Toward the end of the song, Billy stood, nodded at me, and the two of us wandered to the stage. The applause at the end of the song was loud and enthusiastic. Billy stopped Colby, Penn, and Adena from leaving. Raymond stayed put, and Scott remained behind the drum kit showing off his drumstick twirling skills. Bryan hooted for him from the audience.
“Everybody,” Billy called into the mic, “let’s hear it for the kids. Whaddaya say?”
Bryan, Maddie, Cait, and Hannah stood, and cheered.
As Billy spoke with the band, I strapped on my SG and checked the tuning. It was perfect. I sidled up to Colby.
“Did you like it?”
“Oh man! It’s so sweet!” his eyes widened. “I hope you don’t mind. Dougie said it was okay and I was real careful.”
I laughed and ruffled his hair. “You did great. Thanks, mate.”
“All right,” Billy announced. “Now, we’re gonna hear a Nicholas Trent original or two, and we’ll do a few more including the whole band, then we’re kicking all of you out and going to bed.”
The guests laughed as I took the microphone.
“Ladies and gentlemen, for my first one, I’ll do a song I wrote recently for the woman I love, the woman who takes care of me, the woman who holds my heart, Caitlin Flynn.”

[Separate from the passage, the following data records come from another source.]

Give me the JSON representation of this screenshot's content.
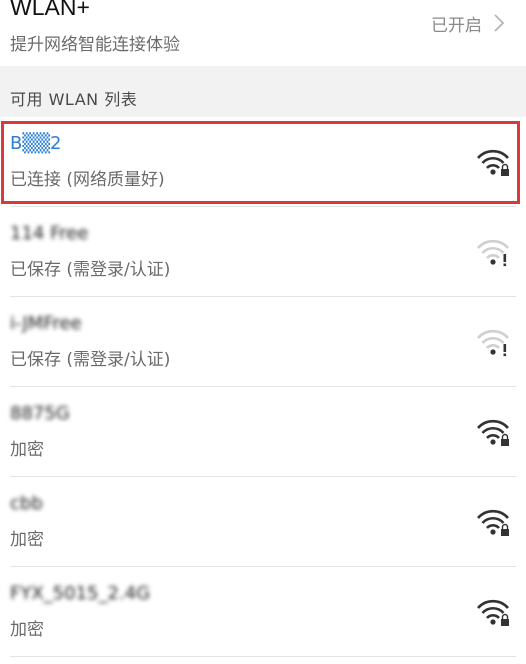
{
  "wlan_plus": {
    "title": "WLAN+",
    "subtitle": "提升网络智能连接体验",
    "status": "已开启"
  },
  "available_list": {
    "title": "可用 WLAN 列表"
  },
  "networks": [
    {
      "name": "B▒▒2",
      "status": "已连接 (网络质量好)",
      "connected": true,
      "signal_icon": "wifi-locked-icon"
    },
    {
      "name": "114 Free",
      "status": "已保存 (需登录/认证)",
      "connected": false,
      "signal_icon": "wifi-warning-icon"
    },
    {
      "name": "i-JMFree",
      "status": "已保存 (需登录/认证)",
      "connected": false,
      "signal_icon": "wifi-warning-icon"
    },
    {
      "name": "8875G",
      "status": "加密",
      "connected": false,
      "signal_icon": "wifi-locked-icon"
    },
    {
      "name": "cbb",
      "status": "加密",
      "connected": false,
      "signal_icon": "wifi-locked-icon"
    },
    {
      "name": "FYX_5015_2.4G",
      "status": "加密",
      "connected": false,
      "signal_icon": "wifi-locked-icon"
    }
  ],
  "colors": {
    "connected": "#2b7fd6",
    "highlight": "#d63a3a",
    "section_bg": "#f2f2f2"
  }
}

I couldn’t look at her, as my focus would be lost. It started light and sweet, like a cream-filled pastry, the melody skipping like a happy child. The middle got a bit heavier with distortion, but echo kept it playful. I put the parts together for its natural end.

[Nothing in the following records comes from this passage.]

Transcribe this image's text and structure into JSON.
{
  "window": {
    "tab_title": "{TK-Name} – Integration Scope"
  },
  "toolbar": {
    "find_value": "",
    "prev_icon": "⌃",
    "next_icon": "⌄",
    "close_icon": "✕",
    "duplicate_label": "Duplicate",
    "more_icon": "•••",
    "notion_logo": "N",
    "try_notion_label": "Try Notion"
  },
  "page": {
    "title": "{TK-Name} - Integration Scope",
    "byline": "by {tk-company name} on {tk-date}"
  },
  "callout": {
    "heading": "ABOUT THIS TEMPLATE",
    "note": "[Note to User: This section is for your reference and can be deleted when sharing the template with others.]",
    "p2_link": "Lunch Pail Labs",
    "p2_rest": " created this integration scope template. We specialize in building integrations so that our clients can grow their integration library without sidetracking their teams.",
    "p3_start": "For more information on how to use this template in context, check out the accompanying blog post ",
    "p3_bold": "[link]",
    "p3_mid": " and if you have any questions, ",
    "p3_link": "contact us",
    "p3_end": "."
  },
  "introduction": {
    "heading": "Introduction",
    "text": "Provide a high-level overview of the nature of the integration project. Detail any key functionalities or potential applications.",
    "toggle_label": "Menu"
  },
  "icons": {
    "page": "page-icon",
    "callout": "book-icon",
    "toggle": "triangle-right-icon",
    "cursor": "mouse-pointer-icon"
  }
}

The smile on my face reflected back to me in my audience when I dared look up. The applause was fervent and keen.
I conferred with Colby about the next song. He knew the foundation of it and would be able to keep it going when I had to go off on my own. I took the mic.
“This next song, you might have run across on YouTube. Seems it has quite the following. Adena, do you know the words?”
She shook her head, “Not all of ‘em.”
I looked at Billy. He shook his head as well.
“I know the song,” Penn said.
Of course it was Taylor’s song, “Heartbeat,” which included “the solo.” Penn sang the song word for word, but he added and subtracted inflections to make it sound new. And the SG, with its lovely tone and a few different effects brought new emotion to it. Scott and Raymond became caught up in it as well, entertaining us with a drum and bass duel amazing everyone in the hall.
We took a bit of a break after that. Bryan provided beverages and I, at least, needed to sit down. Most of the others were glad to get up, walk around a bit, and chat.
“Hanging in there?” Cait asked when she brought me a bottle of water.
“I’m good. Having a brilliant time.”
Caught up in the moment, I asked, “Will you take my name when we marry?”
“Caitlin Trent. I like the sound of it,” she said with a grin.
To end the show, Billy pulled out three of his biggest hits and shared the stage with all the musicians. He traded off verses with Adena while Penn sang backup and added harmonies where none had existed previously. Colby and I went back and forth with our leads, punch and counterpunch, much to the enjoyment of the guests.
As the last song rang out, Hannah Farmer took the stage with us.
“Thank you for coming, everyone. I hope you’ve had a wonderful Thanksgiving. You joining us here, has made ours outstanding. Goodnight!” She waved as the house lights went up.
Raymond helped us get our gear stowed and ready for transport before we took our leave from the Family Farmer and retreated to the limo parked out front.
I leaned into Caitlin and yawned, “I’m exhausted,” I said.
“I know, sweetie. Me, too. I’m afraid Leo will have to walk himself tonight.”